Staged reading of “In Abraham’s Bosom” to be presented April 4

Archived photo of "In Abraham's Bosom" (photo courtesy of the Paul Green Foundation)
Archived photo of “In Abraham’s Bosom” (photo courtesy of the Paul Green Foundation)

A free staged reading of “In Abraham’s Bosom,” a 1927 Pulitzer Prize-winning drama written by North Carolina playwright Paul Green, will be performed April 4 at 7 p.m. in the Paul Green Theatre of the Center for Dramatic Art at the University of North Carolina at Chapel Hill.

The reading will be directed by Joseph Megel, artist in residence in the department of communication in the College of Arts and Sciences and the director of the UNC Process Series. Actors include PlayMakers Repertory Company members Ray Dooley, Alphonse Nicholson, Gregory DeCandia and Myles Bullock, local writer and actor Thomasi McDonald, and others.

It will be followed by a panel discussion featuring Laurence Avery, English professor emeritus; Reginald Hildebrand, associate professor of African, African American and diaspora studies; and Samm-Art Williams, a North Carolina native and nationally recognized playwright and actor.

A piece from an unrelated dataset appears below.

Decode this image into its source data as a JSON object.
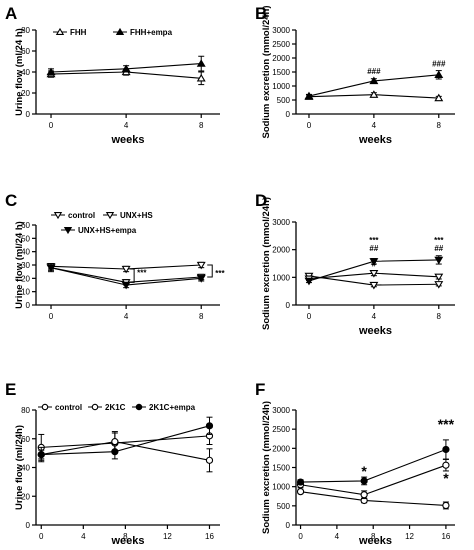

The Broadway production of “In Abraham’s Bosom” ran for 277 performances after premiering in 1926. The play tells the post-Civil War story of a young man, the son of a former slave owner and a poor black woman, who sees education as the means of raising himself and his people out of the bondage of segregation.

The presentation is presented by the Paul Green Foundation and supported by the North Carolina Humanities Council, the National Endowment for the Humanities and Pulitzer NC to celebrate the 100th anniversary of the Pulitzer Prize. University partners are the department of English and comparative literature, the Center for Dramatic Art and the Sonja Haynes Stone Center for Black Culture and History.